Por: Kepa Arbizu
El arte, en no pocas ocasiones, tiene como función, o consecuencia, convertirse en un medio, ya sea para autor o receptor, con el que afrontar los más duros envites que nos dedica la vida. No es por lo tanto extraño que un drama tan profundo como la pérdida de un hijo se convierta en la línea conductora de una obra. Así lo hemos visto reflejado de manera palmaria en autores como Francisco Umbral o Fernando Botero, por lo que no debe de asombrar que un músico como Nick Cave oriente las canciones de su último disco, “Skeleton Tree,” hacia ese luctuoso suceso.
Obviando pormenores relativos al episodio concreto que no aportan gran cosa al hecho musical, siempre afrontar algo así y plasmarlo de manera tan inmediata puede asociarse a una excesiva demostración de intimidad. Respecto a este punto quizás habría que recoger lo que se expresaba de manera explícita en aquel documental-panegírico sobre el australiano “20.000 días en la Tierra” a la hora de considerar lo vivido casi como excusa para lo puramente artístico. Y ese es un punto esencial en la forma de este disco, ya que en él, al margen de la lógica exorcización o catarsis personal, hay un acercamiento a la idea global de adaptación-transformación tras el sometimiento a una sacudida emocional de altísimo calado.
Musicalmente el disco, a pesar de que en lo temático se define bajo una clara especificidad, se orienta bajo el mismo rumbo que su anterior “Push the Sky Away” aunque ahondando en los aspectos que le confieren un ambiente más etéreo, minimalista e íntimo, como evidencia el summum de la austeridad que evoca su portada. Esas son las premisas que construyen un trabajo con una identidad muy subrayada (quizás demasiado), en la que la peculiaridad de cada tema surge de la mínima fluctuación de dos elementos, casi manejados a modo de eje de coordenadas, como son la forma de cantar, mayoritariamente recitativa, y el manto musical seleccionado, más abstracto o menos en cuanto a la utilización de sonidos. Un aspecto en el que hay que remarcar la siempre soberbia labor de Warren Ellis.
Dicho lo cual solo nos queda medir esos elementos para describir (algo siempre insuficiente pero más todavía en episodios dirigidos a sobrecoger) cada composición que nos encontramos, prácticamente en exclusividad expresadas bajo una lírica que se manifiesta a modo de imágenes con un tono narrativo que, por ejemplo en “Jesus Alone” o “Magneto”, encuentra en el “ruido” su particular entorno sonoro. En otros momentos como los de “Rings of Saturn” o “Girl in Amber,” donde es su mujer la que se sitúa como centro del discurso, alternará una manera de declamar más neutra con otra, la segunda, más apesadumbrada.
Es con la llegada del final del disco cuando aparecen los momentos más melódicos, un término arriesgado utilizado en este contexto pero que hay que entender básicamente como la entrada de Cave en un terreno en el que ejerce de manera más habitual la tarea de cantar. Tanto es así que, por ejemplo, cede esas lides a la soprano danesa Else Torp, que pone su emocionante voz en “Distant Sky”, aportándole un tono casi religioso. Temas como “I Need You” y “Skeleton Tree”, curiosamente también los que de forma más explícita expresan el tema de fondo del álbum, serán interpretados como una suerte de plegaria.

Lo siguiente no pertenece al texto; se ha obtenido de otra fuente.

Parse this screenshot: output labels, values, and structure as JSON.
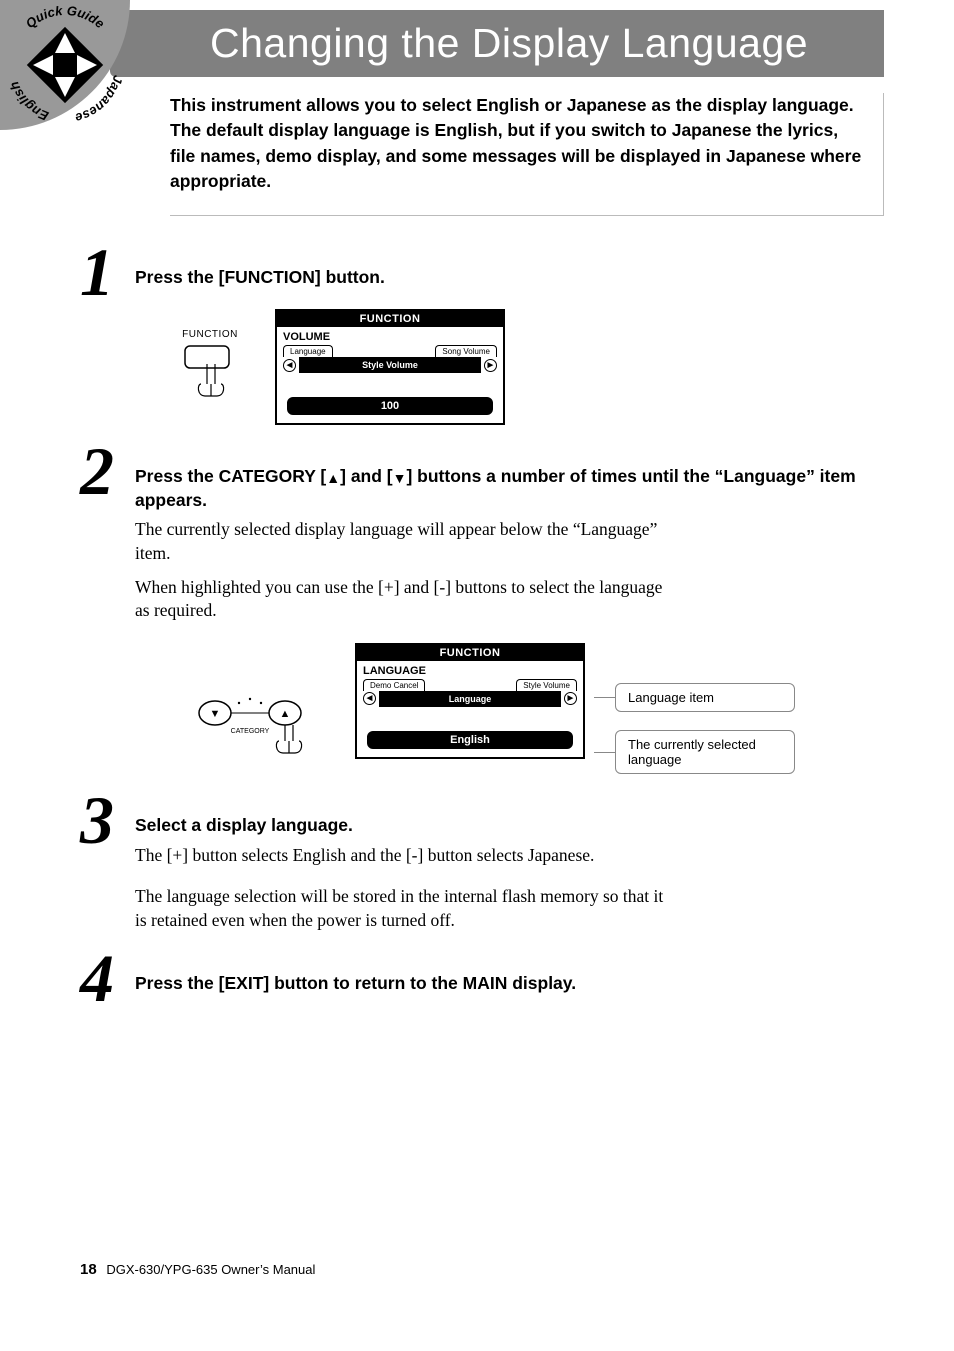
{
  "badge": {
    "top": "Quick Guide",
    "left": "English",
    "right": "Japanese"
  },
  "title": "Changing the Display Language",
  "intro": "This instrument allows you to select English or Japanese as the display language. The default display language is English, but if you switch to Japanese the lyrics, file names, demo display, and some messages will be displayed in Japanese where appropriate.",
  "steps": {
    "s1": {
      "num": "1",
      "title": "Press the [FUNCTION] button.",
      "button_label": "FUNCTION",
      "lcd": {
        "header": "FUNCTION",
        "section": "VOLUME",
        "tab_left": "Language",
        "tab_right": "Song Volume",
        "mid": "Style Volume",
        "value": "100"
      }
    },
    "s2": {
      "num": "2",
      "title_a": "Press the CATEGORY [",
      "title_b": "] and [",
      "title_c": "] buttons a number of times until the “Language” item appears.",
      "body1": "The currently selected display language will appear below the “Language” item.",
      "body2": "When highlighted you can use the [+] and [-] buttons to select the language as required.",
      "dial_label": "CATEGORY",
      "lcd": {
        "header": "FUNCTION",
        "section": "LANGUAGE",
        "tab_left": "Demo Cancel",
        "tab_right": "Style Volume",
        "mid": "Language",
        "value": "English"
      },
      "callout1": "Language item",
      "callout2": "The currently selected language"
    },
    "s3": {
      "num": "3",
      "title": "Select a display language.",
      "body1": "The [+] button selects English and the [-] button selects Japanese.",
      "body2": "The language selection will be stored in the internal flash memory so that it is retained even when the power is turned off."
    },
    "s4": {
      "num": "4",
      "title": "Press the [EXIT] button to return to the MAIN display."
    }
  },
  "footer": {
    "page": "18",
    "doc": "DGX-630/YPG-635  Owner’s Manual"
  }
}
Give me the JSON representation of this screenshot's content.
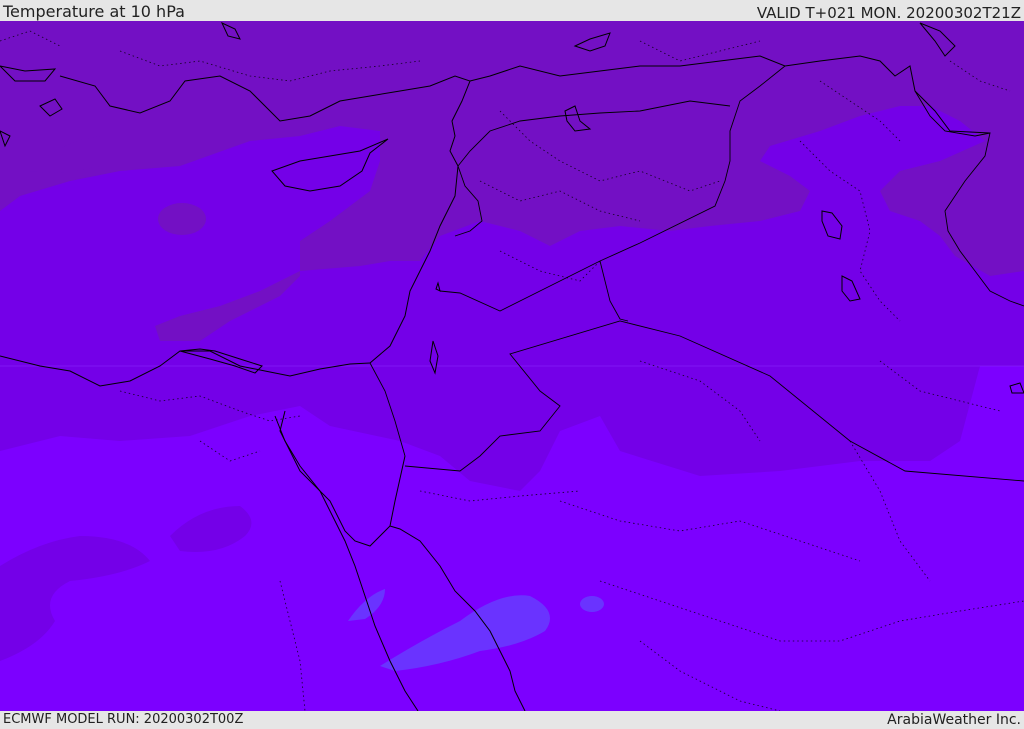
{
  "header": {
    "title": "Temperature at 10 hPa",
    "valid_time": "VALID T+021 MON. 20200302T21Z"
  },
  "footer": {
    "model_run": "ECMWF MODEL RUN: 20200302T00Z",
    "credit": "ArabiaWeather Inc."
  },
  "colors": {
    "band_warmest": "#7c00ff",
    "band_mid": "#7400e8",
    "band_cool": "#7310c4",
    "patch_blue": "#6a33ff",
    "coast": "#000000"
  },
  "icons": {
    "border_line": "solid-line",
    "internal_border": "dotted-line"
  }
}
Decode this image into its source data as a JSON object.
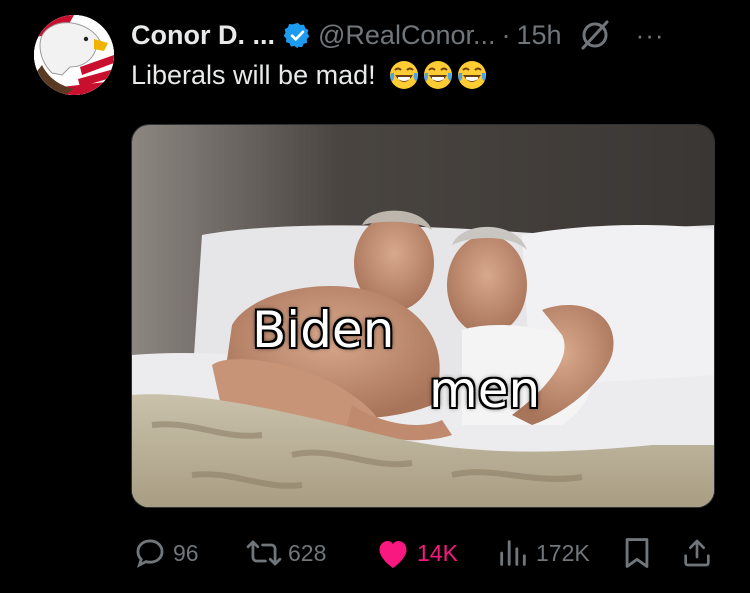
{
  "post": {
    "author_name": "Conor D. ...",
    "handle": "@RealConor...",
    "separator": "·",
    "time": "15h",
    "more_label": "···",
    "text": "Liberals will be mad!",
    "emoji": [
      "face-with-tears-of-joy-icon",
      "face-with-tears-of-joy-icon",
      "face-with-tears-of-joy-icon"
    ],
    "media": {
      "caption_left": "Biden",
      "caption_right": "men"
    }
  },
  "actions": {
    "replies": "96",
    "reposts": "628",
    "likes": "14K",
    "views": "172K"
  },
  "colors": {
    "background": "#000000",
    "text": "#e7e9ea",
    "muted": "#71767b",
    "verified": "#1d9bf0",
    "like": "#f91880"
  }
}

Resulta extremadamente complicado evaluar un disco como éste. Su mayor virtud, la adopción de ese tono desnudo y a la vez ambiental para musicar un suceso dramático como el que aborda, se convierte también en su limitación, porque si acercarse a él en pequeños sorbos puede epatar por su contenido emocional, visto en global resulta algo lineal por la dificultad, imposibilidad diría más bien, de mantenerse únicamente bajo esas características. Nick Cave conmueve, y quizás en este caso tan particular no quepan mayores valoraciones que acompañarle en el descenso a sus infiernos personales, un paisaje habitual en su música pero teñido en esta ocasión de un sufrimiento más concreto y palpable.